At least when we returned to carpentry there had to be some sort of mathematical and geometric basis for what we were doing. Angles are either square or they are not square. Posts are either plumb or they are not plumb, and it doesn't make sense to argue with a level. Still, spiralling in on solutions to a few of the geometric challenges posed this afternoon was hardly a straightforward process. The problem was how best to make sure that the upstairs cross sections of the house were all plumb. (I'd already determined that some were definitely not parallel.) We figured out a solution to this problem that seemed to work okay, but later, back at my house, I realized that this solution had treated the cross sections as stiff triangles when in fact they were trapezoids, which tend to be a lot more flexible.
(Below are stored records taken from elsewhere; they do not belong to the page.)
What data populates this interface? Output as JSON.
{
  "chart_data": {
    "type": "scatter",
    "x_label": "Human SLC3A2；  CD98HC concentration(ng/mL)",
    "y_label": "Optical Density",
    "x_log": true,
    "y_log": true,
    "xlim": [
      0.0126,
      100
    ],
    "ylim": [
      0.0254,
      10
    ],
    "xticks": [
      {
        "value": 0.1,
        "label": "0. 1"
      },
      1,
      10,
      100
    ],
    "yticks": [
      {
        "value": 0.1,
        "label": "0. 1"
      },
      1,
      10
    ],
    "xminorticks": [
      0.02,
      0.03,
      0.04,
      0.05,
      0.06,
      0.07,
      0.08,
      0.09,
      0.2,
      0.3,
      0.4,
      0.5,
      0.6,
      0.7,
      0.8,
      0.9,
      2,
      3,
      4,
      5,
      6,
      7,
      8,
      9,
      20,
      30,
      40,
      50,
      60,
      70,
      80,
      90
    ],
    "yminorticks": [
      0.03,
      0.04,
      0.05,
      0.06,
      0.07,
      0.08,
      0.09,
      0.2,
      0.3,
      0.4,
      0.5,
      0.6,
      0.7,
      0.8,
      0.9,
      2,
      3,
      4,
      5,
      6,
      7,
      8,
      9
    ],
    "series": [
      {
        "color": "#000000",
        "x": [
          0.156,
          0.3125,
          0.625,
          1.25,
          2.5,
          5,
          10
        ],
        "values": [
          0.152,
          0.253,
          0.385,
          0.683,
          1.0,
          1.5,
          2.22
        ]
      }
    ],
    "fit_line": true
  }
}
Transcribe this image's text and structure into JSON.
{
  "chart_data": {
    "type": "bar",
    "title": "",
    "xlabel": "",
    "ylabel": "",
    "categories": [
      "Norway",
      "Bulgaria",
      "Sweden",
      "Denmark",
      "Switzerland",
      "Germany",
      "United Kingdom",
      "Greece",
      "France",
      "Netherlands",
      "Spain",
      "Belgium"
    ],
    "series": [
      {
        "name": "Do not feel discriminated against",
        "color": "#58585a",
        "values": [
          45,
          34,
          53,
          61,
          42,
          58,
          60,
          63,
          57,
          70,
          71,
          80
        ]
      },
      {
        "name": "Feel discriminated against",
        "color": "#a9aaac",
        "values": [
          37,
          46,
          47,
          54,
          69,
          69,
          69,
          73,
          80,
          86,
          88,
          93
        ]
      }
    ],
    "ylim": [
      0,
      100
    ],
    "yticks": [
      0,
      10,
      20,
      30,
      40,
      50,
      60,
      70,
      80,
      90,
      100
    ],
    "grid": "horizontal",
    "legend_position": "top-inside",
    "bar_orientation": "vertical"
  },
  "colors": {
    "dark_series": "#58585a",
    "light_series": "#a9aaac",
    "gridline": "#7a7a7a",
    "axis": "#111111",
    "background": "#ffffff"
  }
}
After several other errands, on the way home I stopped at Fording Place to get 25 more gallons of sandy topsoil for an ongoing landscaping project. As I was driving away, a big SUV driven by the local constabulatory (an Ulster County sheriff's deputy?) was coming my way down the dusty Fording Place road. I was drinking a beer, which I quickly concealed, and when he drew close, the deputy put a hand out his window as a way to motion me to stop. Without getting out, he asked if I'd taken everything with me and not left any trash behind. It was a question he'd formulated while I was still a tan-colored blob in the distance; he was prowling the area to bust teenagers who leave firepits full of broken glass on the sandy shore of the Esopus. Once he was asking me this question, though, the deputy could see I was not a teenager (or, most suspicious of all, a carload of teenagers). Indeed, my only passengers were a couple of dogs (and entertaining dogs is one of the most legitimate uses for Fording Place). He took me at my word that I hadn't littered, not noticing the suspicious fact that my car was sitting unusually low on its back springs.